La principal diferencia entre la ciencia y la magia teatral es que en la ciencia los errores se cometen a la vista del público. Se exhiben para que todo el mundo –y no sólo uno mismo- pueda aprender de ellos. De este modo, uno puede aprovechar la experiencia de todos los demás, y no sólo su propia e idiosincrásica sucesión de errores. Dicho sea de paso, esto es lo que nos hace más listos que casi todas las demás especies. No se trata simplemente de que tengamos cerebros más grandes o más potentes, sino de que compartimos las ventajas que nuestros cerebros individuales han conseguido obtener en sus experiencias personales de tanteo y error.
El secreto está en saber cuándo y cómo cometer errores, para que nadie salga demasiado perjudicado y todos puedan aprender de la experiencia. No deja de asombrarme la cantidad de gente inteligente que no entiende esto. Conozco investigadores ilustres que recurren a los extremos más ridículos para no tener que reconocer que se equivocaron en algo, aunque se tratara de algo trivial. Al parecer, nunca se han dado cuenta de que la Tierra no los va a tragar porque digan “Tiene razón. Creo que estaba equivocado”. Todos habrán observado que a la gente le encanta señalar errores ajenos. Si se trata de personas generosas, apreciarán que se les dé la oportunidad de ayudar, y así lo reconocerán; y si se trata de gente mezquina, simplemente disfrutarán haciendo ver que alguien se ha equivocado. Pero en cualquier caso, todos salimos ganando.

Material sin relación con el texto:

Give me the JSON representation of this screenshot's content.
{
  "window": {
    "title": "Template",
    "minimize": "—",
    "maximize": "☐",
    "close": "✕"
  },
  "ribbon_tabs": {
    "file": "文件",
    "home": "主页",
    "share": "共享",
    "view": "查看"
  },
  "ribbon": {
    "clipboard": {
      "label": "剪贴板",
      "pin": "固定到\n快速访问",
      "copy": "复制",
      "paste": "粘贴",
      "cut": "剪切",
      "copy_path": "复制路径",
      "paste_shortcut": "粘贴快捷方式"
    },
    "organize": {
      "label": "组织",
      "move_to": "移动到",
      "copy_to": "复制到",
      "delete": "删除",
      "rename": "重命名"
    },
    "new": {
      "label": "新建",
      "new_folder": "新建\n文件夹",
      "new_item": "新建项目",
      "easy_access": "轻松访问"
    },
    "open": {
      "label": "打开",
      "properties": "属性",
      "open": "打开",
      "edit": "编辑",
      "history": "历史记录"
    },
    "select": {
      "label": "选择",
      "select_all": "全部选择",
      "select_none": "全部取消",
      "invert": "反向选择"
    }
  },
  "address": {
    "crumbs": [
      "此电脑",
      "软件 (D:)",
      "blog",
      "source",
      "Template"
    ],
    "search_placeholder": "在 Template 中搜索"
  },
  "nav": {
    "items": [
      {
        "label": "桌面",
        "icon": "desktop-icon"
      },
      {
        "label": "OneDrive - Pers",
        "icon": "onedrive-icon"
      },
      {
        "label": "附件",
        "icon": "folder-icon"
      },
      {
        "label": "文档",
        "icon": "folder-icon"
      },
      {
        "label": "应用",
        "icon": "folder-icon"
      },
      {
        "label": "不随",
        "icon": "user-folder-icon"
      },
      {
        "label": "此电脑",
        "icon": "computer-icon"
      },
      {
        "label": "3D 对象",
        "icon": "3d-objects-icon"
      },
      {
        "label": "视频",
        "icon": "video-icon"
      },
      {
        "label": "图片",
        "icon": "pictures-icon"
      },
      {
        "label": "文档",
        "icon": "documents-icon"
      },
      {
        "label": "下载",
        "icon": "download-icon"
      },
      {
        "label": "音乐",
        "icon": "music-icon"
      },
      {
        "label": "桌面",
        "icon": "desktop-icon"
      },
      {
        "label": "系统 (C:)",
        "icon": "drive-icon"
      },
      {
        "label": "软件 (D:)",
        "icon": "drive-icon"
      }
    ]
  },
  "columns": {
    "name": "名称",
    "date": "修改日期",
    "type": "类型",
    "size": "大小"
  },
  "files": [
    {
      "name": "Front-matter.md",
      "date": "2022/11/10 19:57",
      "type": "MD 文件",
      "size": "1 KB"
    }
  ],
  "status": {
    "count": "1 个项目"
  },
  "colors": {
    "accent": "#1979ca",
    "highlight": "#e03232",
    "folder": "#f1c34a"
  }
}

Desde luego, nadie disfruta corrigiendo los errores estúpidos de los demás. Hay que tener algo nuevo e interesante que decir, algo original que pueda ser acertado o no, y para eso hay que construir una pirámide de ideas arriesgadas, como la que utilizan los magos en sus trucos de cartas. Además, hay un premio sorpresa: si es uno de los que más se arriesgan, la gente la pasará muy bien corrigiendo errores estúpidos, para que alguien no es tan especial, que es tan falible como el resto de nosotros. Conozco filósofos que –aparentemente- jamás han cometido un error en su trabajo. Su especialidad consiste en señalar los errores ajenos, lo cual puede constituir un servicio muy valioso, pero nadie excusa sus propios errores con una sonrisa amistosa.
Por lo general, no tenemos que arriesgar la vida y la integridad para aprender de nuestros errores, pero hay que prestarles constante atención, sin perderlos nunca de vista. Lo más importante es no intentar nunca ocultar los errores. Si uno los oculta, es posible que consiga aumentar su reputación, como lo hacía el mago; pero se trata de una solución a corto plazo que, a la larga, acabará constituyendo un tormento. En segundo lugar, hay que aprender a no engañarnos a nosotros mismos, negando que los hayamos cometido o procurando olvidarlos. Esto no es fácil. La reacción humana natural ante el error es de vergüenza y enfado, y hay que esforzarse mucho para superar estas reacciones emocionales. Procuremos adquirir la poco frecuente costumbre de recrearnos en nuestros errores, desentrañando con gozo las curiosas ocurrencias que nos llevaron a equivocarnos. Entonces, después de sacarles todo el partido posible a los errores cometidos, ya puede uno olvidarlos sin problemas y buscar la siguiente gran oportunidad.
A lo largo de la vida, todos cometemos muchos errores, y algunos de ellos (a menos que se trate de una persona verdaderamente afortunada) resultarán muy dolorosos, para uno mismo o para otros. Siempre hay maneras de sacarles el mejor partido posible, porque cuanto más aprendemos de los errores relativamente inofensivos menos probable será que cometamos los más desastrosos.